はじめてウキ止めとシモリ玉がウキの中に入るのを見て驚きだった。もう30年以上も前の衝撃だった。
松田ウキ最大の特徴はウキ止め糸とシモリ玉がウキ内部に入り込むことにある。この構造によってウキの低重心が現実になり、ウキがブレずに確実に潮の流れになじみ、素早いウキ入れを実現する。さらに“松田スペシャル”と呼べるV字型のウキ止めも欠かせない。ウキ止めの端糸がヘッドのリングに引っかかり、半遊動仕掛けであっても固定ウキ仕掛けの感度が得られる。これで早アワセが電光石火のごとく決まるというわけだ。
松田稔さんがこれらのシステムを考案したのは約50年も前だから驚愕する。多少構造は異なるが、まさしくいま流行のアンダーロック構造の先駆けである。松田ウキの種類は多いが、上位モデルの松山(しょうざん)、松飛(しょうひ)、松遠(しょうえん)、松遊(しょうゆう)のすべてにこのシステムが搭載されている。
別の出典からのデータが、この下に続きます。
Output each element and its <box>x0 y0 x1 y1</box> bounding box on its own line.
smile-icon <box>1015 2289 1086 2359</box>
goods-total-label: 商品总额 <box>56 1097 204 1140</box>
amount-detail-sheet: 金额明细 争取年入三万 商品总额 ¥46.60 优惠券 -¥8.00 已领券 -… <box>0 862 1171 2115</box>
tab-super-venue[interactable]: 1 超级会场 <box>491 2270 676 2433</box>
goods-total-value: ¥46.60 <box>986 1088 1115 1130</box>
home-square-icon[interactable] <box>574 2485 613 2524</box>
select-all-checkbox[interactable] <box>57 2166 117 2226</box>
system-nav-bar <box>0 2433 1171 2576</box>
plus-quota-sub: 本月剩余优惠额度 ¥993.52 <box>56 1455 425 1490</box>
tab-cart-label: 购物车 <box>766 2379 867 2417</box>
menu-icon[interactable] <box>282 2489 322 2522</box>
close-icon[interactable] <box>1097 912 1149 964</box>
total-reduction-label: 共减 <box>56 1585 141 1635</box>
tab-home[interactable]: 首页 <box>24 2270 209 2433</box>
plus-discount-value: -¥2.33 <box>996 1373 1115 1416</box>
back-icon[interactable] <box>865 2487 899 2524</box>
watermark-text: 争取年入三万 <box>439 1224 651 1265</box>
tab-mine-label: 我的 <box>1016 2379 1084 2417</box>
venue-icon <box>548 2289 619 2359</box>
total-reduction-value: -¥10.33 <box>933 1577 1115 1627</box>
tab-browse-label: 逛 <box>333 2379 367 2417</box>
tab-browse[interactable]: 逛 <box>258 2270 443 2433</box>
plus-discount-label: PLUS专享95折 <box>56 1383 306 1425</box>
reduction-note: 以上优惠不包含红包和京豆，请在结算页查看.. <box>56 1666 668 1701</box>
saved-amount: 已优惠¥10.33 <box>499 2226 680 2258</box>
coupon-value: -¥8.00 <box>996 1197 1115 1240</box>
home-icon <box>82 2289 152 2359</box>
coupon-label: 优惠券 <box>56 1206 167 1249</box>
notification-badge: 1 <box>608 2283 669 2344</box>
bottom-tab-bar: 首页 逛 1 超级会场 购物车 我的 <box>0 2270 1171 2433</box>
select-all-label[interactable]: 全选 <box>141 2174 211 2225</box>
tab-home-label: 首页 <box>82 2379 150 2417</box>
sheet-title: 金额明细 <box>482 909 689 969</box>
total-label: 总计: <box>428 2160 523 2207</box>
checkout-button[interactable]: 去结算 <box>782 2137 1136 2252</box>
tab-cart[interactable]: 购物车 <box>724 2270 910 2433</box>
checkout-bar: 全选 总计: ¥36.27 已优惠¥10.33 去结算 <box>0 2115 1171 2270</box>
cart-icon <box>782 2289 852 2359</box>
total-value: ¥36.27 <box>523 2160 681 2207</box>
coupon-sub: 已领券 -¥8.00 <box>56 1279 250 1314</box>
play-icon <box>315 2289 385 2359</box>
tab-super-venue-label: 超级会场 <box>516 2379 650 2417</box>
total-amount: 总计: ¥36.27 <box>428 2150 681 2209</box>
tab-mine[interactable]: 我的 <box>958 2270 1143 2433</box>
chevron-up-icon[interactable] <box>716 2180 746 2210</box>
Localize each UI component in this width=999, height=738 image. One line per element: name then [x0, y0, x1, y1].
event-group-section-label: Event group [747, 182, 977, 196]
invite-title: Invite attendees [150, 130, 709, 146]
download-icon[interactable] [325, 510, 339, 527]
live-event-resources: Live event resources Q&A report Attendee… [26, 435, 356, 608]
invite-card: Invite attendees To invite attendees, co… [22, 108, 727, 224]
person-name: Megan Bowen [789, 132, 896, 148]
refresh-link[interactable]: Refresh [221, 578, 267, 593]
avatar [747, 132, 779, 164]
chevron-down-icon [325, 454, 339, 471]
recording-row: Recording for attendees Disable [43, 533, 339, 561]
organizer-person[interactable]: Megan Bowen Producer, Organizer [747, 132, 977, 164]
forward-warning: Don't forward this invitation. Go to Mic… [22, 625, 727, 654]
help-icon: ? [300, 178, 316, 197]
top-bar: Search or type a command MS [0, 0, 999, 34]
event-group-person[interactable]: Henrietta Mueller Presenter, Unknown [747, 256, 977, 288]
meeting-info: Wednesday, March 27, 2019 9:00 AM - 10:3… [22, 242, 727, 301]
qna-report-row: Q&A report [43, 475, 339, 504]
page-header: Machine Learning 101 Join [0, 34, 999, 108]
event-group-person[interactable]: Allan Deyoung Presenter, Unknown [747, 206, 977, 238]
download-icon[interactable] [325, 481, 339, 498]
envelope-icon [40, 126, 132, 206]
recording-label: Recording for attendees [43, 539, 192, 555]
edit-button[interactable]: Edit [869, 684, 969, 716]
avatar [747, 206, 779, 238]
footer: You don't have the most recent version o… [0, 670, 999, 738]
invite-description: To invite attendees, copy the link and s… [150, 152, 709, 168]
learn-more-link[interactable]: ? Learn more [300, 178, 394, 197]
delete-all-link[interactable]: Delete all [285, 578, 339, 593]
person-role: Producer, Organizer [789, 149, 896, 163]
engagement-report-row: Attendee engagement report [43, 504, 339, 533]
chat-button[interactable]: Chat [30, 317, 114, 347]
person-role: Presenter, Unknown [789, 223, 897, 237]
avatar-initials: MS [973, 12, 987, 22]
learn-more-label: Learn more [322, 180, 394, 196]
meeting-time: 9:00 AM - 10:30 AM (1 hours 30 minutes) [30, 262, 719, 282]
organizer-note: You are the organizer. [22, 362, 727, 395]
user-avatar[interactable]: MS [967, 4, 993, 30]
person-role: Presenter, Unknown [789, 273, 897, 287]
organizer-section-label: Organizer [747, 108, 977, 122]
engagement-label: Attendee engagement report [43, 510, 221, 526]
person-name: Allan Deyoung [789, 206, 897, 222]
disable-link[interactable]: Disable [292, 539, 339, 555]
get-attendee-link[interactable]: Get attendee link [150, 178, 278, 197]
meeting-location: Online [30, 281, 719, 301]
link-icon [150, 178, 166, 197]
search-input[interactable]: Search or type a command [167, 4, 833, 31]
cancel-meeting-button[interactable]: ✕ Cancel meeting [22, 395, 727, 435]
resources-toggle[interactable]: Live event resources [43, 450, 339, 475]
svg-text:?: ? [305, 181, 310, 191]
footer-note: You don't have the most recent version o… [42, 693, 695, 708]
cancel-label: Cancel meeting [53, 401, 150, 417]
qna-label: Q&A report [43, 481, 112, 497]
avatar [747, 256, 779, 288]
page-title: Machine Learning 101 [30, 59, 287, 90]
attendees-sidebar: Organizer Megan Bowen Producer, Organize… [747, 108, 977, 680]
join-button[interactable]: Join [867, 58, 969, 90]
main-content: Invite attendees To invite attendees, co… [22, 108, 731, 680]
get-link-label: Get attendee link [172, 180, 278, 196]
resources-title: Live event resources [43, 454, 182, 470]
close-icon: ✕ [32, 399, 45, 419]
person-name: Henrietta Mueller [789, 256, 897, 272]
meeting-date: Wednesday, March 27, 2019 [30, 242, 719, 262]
ぱっと見、ラインが入るウキ上部のリングの口径が大きく、正直言ってあまりカッコよくはなかった。それまで僕はウキのヘッドの上でウキ止めが止まるありきたりのものしか見たことがなかったからだ。それがなぜそうなったかという松田ウキ理論を聞くと、またも驚きだったのを思い出す。鬼才はここまで考えているのかと…。